Самым вычурным образом в его коллекции чередовались: Криденс, Битлз, Нэнси, Роллинг Стоунз, Магомаев, Дип Пёрпл, Бетховен, Робертино Лоретти, Бах, Цветы, Сплин, Юрий Лоза, Бони М, Хампердинк, Иглз, Пинк Флойд, Челентано, Армстронг, Аквариум, Баккара, Моцарт, Скорпионз, Демис Руссос, Наутилус, Дин Мартин, Донна Саммер, Воскресение, Том Джонс, Таривердиев, Статус Кво, Интеграл, Зи-Зи Топ, Олег Скобля, Би Джииз, Окуджава, Алан Прайс, Фристайл, Абба, Юрий Антонов, Элвис Пресли… что-то еще…
Мы прощались так, будто уже никогда не вернемся, словно навсегда останемся там, за той чертой, называемой ЛБС или ласково — «ленточкой». Во всяком случае, мы к этому готовились, морально и духовно.
— И не надо себя жалеть! — восклицал Племянник.
— А я и не собираюсь… — бубнил я, даже не пытаясь перекричать Элвиса с его «Jailhouse Rock».
— А как тебе это: «Найди то, что ты любишь, и позволь этому убить себя». А, каково? — Он тряс книжку цитат Чарльза Буковски.

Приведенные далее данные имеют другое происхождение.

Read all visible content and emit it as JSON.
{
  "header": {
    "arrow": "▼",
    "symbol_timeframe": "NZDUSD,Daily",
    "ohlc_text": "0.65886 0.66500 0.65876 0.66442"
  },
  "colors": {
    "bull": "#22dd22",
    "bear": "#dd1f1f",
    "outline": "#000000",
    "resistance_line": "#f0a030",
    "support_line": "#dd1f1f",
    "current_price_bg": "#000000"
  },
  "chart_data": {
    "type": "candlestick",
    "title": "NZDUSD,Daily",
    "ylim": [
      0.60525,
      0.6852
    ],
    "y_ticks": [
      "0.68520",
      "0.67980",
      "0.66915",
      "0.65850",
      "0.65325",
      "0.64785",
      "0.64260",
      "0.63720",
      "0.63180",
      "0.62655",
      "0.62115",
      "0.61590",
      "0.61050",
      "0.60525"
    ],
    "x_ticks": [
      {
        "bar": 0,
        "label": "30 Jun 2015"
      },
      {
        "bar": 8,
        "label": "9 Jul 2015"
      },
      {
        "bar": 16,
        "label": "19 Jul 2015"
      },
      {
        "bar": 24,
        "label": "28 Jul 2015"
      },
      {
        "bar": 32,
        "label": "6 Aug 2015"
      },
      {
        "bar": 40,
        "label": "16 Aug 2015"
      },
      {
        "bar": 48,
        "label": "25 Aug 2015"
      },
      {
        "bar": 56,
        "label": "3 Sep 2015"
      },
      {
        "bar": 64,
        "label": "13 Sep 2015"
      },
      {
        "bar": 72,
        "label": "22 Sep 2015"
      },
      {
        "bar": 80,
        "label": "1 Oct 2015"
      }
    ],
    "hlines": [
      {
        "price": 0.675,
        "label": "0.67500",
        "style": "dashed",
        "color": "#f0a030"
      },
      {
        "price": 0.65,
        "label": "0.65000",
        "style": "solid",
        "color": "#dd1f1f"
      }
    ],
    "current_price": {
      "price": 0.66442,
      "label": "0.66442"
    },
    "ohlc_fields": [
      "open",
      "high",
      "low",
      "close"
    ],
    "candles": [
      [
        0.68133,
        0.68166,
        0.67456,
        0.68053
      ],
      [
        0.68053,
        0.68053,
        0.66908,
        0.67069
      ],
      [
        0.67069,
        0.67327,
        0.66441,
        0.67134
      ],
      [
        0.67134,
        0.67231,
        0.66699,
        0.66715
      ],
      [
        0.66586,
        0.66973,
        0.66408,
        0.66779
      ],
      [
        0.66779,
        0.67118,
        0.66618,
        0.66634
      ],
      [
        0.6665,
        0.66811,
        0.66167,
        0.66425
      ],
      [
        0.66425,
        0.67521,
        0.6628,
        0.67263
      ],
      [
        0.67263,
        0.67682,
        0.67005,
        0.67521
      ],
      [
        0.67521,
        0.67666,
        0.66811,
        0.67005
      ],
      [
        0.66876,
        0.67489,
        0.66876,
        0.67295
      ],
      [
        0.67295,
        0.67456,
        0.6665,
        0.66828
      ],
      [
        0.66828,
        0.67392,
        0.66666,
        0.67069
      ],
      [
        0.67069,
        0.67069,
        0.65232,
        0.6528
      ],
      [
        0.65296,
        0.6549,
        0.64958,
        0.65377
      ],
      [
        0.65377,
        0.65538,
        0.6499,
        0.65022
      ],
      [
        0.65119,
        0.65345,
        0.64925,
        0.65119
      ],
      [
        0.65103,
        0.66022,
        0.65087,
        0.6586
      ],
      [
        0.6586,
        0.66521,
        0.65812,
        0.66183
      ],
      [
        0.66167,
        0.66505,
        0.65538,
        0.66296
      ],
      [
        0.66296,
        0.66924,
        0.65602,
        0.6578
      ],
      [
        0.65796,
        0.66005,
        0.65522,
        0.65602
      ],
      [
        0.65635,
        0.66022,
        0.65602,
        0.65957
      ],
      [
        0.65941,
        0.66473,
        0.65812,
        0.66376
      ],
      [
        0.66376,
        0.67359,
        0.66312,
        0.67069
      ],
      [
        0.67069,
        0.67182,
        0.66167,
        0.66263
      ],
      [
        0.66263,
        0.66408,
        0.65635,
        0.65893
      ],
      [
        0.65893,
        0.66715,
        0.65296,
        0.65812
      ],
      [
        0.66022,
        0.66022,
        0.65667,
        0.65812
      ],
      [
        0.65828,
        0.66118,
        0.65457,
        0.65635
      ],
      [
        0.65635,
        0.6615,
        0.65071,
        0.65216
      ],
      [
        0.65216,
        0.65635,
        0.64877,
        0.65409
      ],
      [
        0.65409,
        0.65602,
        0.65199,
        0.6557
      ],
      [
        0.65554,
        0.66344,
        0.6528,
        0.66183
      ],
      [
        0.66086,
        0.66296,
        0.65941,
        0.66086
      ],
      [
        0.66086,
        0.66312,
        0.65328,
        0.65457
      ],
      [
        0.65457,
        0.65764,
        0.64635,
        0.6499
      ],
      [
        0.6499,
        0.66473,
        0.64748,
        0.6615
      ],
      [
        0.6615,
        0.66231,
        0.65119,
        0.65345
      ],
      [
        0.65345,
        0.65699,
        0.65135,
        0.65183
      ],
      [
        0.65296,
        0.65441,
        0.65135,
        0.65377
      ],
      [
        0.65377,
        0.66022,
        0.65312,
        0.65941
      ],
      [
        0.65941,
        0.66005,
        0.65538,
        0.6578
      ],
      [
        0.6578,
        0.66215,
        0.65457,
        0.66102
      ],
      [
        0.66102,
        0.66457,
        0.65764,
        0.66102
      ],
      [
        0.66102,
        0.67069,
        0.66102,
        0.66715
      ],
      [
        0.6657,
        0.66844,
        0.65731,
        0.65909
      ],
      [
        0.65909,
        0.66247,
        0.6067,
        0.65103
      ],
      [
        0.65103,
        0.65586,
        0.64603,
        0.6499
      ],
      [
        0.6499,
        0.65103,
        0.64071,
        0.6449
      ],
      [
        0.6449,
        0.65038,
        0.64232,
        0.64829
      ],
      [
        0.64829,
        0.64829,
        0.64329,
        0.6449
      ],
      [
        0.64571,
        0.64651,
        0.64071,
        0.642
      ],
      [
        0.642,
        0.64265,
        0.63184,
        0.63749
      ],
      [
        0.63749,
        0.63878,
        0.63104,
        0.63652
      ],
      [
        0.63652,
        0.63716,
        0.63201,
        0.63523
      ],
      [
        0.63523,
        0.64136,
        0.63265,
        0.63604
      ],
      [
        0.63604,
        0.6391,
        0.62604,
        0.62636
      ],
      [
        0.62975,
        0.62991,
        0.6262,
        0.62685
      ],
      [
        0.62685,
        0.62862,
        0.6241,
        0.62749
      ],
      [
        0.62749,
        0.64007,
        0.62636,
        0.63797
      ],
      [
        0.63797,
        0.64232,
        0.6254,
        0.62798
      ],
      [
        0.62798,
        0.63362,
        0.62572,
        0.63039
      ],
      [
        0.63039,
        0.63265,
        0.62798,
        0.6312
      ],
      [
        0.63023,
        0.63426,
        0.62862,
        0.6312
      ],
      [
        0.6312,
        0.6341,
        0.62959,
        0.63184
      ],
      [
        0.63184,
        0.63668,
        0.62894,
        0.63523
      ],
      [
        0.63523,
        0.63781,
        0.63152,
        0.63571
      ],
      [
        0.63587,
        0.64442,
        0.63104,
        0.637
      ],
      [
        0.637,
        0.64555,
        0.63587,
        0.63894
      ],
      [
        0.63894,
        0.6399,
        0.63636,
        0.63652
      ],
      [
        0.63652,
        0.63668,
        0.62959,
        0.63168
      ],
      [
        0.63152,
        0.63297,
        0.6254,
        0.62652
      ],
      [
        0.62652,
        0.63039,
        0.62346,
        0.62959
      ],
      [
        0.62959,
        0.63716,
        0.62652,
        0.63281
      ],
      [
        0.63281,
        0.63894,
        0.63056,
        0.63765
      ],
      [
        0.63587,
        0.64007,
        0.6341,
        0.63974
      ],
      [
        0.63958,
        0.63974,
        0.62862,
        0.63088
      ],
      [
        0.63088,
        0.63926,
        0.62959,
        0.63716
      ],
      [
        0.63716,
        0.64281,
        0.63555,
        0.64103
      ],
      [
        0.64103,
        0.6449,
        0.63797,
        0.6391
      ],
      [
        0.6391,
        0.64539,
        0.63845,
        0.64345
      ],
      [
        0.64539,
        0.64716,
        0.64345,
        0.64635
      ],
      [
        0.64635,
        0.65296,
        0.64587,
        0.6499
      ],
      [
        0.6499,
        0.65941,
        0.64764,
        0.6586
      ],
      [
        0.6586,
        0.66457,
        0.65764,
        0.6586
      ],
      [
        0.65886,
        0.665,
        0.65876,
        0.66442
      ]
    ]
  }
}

— Не забывай, этот алкаш всю жизнь только и занимался, что медленным самоубийством, а это, как сказал Федя из одноименного кино «Операция Ы», не наш метод!
— И не надо цепляться за прошлое, мы его пережили, мы начали новую страницу истории, своей истории, — вопил ИванИваныч, под завывания Андрея Сапунова «…а ты всё ждёшь, что ты когда-нибудь умрешь».

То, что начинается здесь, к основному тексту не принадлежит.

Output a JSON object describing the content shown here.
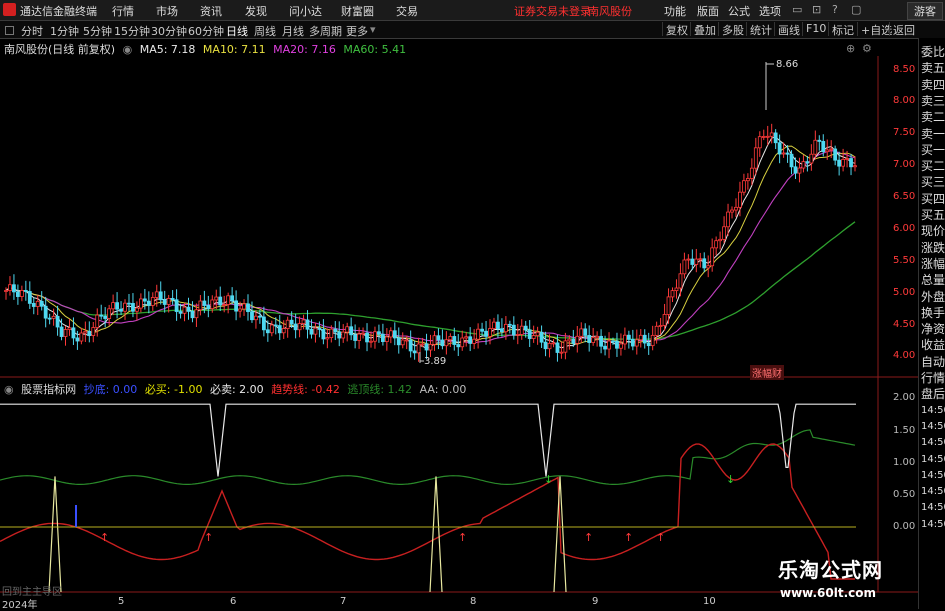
{
  "app": {
    "name": "通达信金融终端",
    "menu": [
      "行情",
      "市场",
      "资讯",
      "发现",
      "问小达",
      "财富圈",
      "交易"
    ],
    "login_status": "证券交易未登录",
    "stock_short": "南风股份",
    "right_menu": [
      "功能",
      "版面",
      "公式",
      "选项"
    ],
    "guest": "游客"
  },
  "periods": {
    "items": [
      "分时",
      "1分钟",
      "5分钟",
      "15分钟",
      "30分钟",
      "60分钟",
      "日线",
      "周线",
      "月线",
      "多周期",
      "更多"
    ],
    "active": "日线"
  },
  "toolbar_right": [
    "复权",
    "叠加",
    "多股",
    "统计",
    "画线",
    "F10",
    "标记",
    "+自选",
    "返回"
  ],
  "main_chart": {
    "title": "南风股份(日线 前复权)",
    "ma": [
      {
        "label": "MA5: 7.18",
        "color": "#e8e8e8"
      },
      {
        "label": "MA10: 7.11",
        "color": "#e8e040"
      },
      {
        "label": "MA20: 7.16",
        "color": "#e040e0"
      },
      {
        "label": "MA60: 5.41",
        "color": "#40c040"
      }
    ],
    "high_label": "8.66",
    "low_label": "3.89",
    "tag": "涨幅财",
    "y_ticks": [
      "8.50",
      "8.00",
      "7.50",
      "7.00",
      "6.50",
      "6.00",
      "5.50",
      "5.00",
      "4.50",
      "4.00"
    ]
  },
  "indicator": {
    "name": "股票指标网",
    "values": [
      {
        "label": "抄底: 0.00",
        "color": "#3a4fff"
      },
      {
        "label": "必买: -1.00",
        "color": "#e0e000"
      },
      {
        "label": "必卖: 2.00",
        "color": "#e8e8e8"
      },
      {
        "label": "趋势线: -0.42",
        "color": "#ff3030"
      },
      {
        "label": "逃顶线: 1.42",
        "color": "#2a8a2a"
      },
      {
        "label": "AA: 0.00",
        "color": "#bbbbbb"
      }
    ],
    "y_ticks": [
      "2.00",
      "1.50",
      "1.00",
      "0.50",
      "0.00"
    ]
  },
  "side_panel": [
    "委比",
    "卖五",
    "卖四",
    "卖三",
    "卖二",
    "卖一",
    "买一",
    "买二",
    "买三",
    "买四",
    "买五",
    "现价",
    "涨跌",
    "涨幅",
    "总量",
    "外盘",
    "换手",
    "净资",
    "收益",
    "自动",
    "行情",
    "盘后",
    "14:50",
    "14:50",
    "14:50",
    "14:50",
    "14:50",
    "14:50",
    "14:50",
    "14:50"
  ],
  "x_axis": [
    "2024年",
    "5",
    "6",
    "7",
    "8",
    "9",
    "10"
  ],
  "status_text": "回到主主导区",
  "watermark": {
    "title": "乐淘公式网",
    "url": "www.60lt.com"
  },
  "chart_data": [
    {
      "type": "candlestick",
      "title": "南风股份(日线 前复权)",
      "x_categories": [
        "2024年",
        "5",
        "6",
        "7",
        "8",
        "9",
        "10"
      ],
      "ylim": [
        3.8,
        8.8
      ],
      "annotations": {
        "max": 8.66,
        "min": 3.89
      },
      "approx_close_path": [
        5.05,
        4.95,
        4.8,
        4.35,
        4.3,
        4.6,
        4.75,
        4.85,
        4.9,
        4.85,
        4.7,
        4.8,
        4.95,
        4.7,
        4.45,
        4.5,
        4.45,
        4.4,
        4.35,
        4.3,
        4.35,
        4.25,
        4.15,
        4.2,
        4.2,
        4.3,
        4.35,
        4.5,
        4.4,
        4.2,
        4.15,
        4.3,
        4.25,
        4.2,
        4.2,
        4.3,
        4.9,
        5.6,
        5.5,
        6.1,
        6.8,
        7.6,
        7.3,
        7.0,
        7.4,
        7.2,
        7.1
      ],
      "series": [
        {
          "name": "MA5",
          "last": 7.18
        },
        {
          "name": "MA10",
          "last": 7.11
        },
        {
          "name": "MA20",
          "last": 7.16
        },
        {
          "name": "MA60",
          "last": 5.41
        }
      ]
    },
    {
      "type": "line",
      "title": "股票指标网",
      "ylim": [
        -0.6,
        2.1
      ],
      "series": [
        {
          "name": "必卖",
          "last": 2.0
        },
        {
          "name": "趋势线",
          "last": -0.42
        },
        {
          "name": "逃顶线",
          "last": 1.42
        },
        {
          "name": "必买",
          "last": -1.0
        },
        {
          "name": "抄底",
          "last": 0.0
        },
        {
          "name": "AA",
          "last": 0.0
        }
      ]
    }
  ]
}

— Так! Стоп. Давай несколько погуляем, — предложил я, — и заодно пополним запасы.
Оставив музыку грохотать, чтобы соседи не заскучали, мы вышли на улицу. Вдохнули аромат свежего воздуха — он был прекрасен — и пошли переулками, «гумнами, дворами» в сторону проспекта. Свернув за угол, я чуть не сбил с ног человека! Извинившись, пригляделся и узнал своего давнего соперника. На меня смотрел в упор хулиган Вовка, с которым дрался после выпускного. Он был пьян, нагл и крив губами.

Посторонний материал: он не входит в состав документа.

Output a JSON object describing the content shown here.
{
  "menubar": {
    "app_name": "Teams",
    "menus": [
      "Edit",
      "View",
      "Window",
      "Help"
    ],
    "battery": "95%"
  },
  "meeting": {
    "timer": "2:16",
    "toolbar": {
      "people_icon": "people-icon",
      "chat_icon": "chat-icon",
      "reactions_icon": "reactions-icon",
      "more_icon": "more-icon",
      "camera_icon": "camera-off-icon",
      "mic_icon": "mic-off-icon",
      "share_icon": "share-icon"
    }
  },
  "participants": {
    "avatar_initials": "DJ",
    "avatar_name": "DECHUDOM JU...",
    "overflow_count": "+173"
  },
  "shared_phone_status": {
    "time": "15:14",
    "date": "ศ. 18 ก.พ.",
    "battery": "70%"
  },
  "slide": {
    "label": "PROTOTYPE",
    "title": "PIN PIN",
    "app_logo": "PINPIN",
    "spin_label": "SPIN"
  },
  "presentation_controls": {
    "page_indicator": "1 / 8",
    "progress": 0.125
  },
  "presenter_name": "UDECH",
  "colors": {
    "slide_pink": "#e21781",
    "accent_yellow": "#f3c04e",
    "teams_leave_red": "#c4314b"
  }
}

— А почему ты, Вовочка, — спросил я удивленно, — не с Лилечкой? Как это она тебя отпустила?
— Там, — он кивнул в сторону запада, — убивают, а я люблю жизнь и деньги. — Он вытащил из кармана брюк телефон. — Кстати, она только что звонила.
— С того света, что ли? — спросил я. — Она, поди, сейчас на дне преисподней…
— А вот и не угадал, — ухмыльнулся он. — Лилька живее всех живых! Она говорила, что её черный бог охраняет. Кстати, она просила передать тебе, что скоро найдет тебя и твою невесту и замочит обоих. А перед этим поиздевается, а тебя изнасилует и отрежет мужские причиндалы… А еще она просила передать вот это!
Вовка длинно размахнулся и… сразу рухнул от моего молниеносного прямого справа в открытый подбородок.
— Это что же, — встрял Племяш, скрывавшийся за моей спиной, — этот хулиган угрожал тебе и Леночке? Вот ведь гад! — И дважды ударил лежачего врага острым носком английского ботинка в живот и в голову.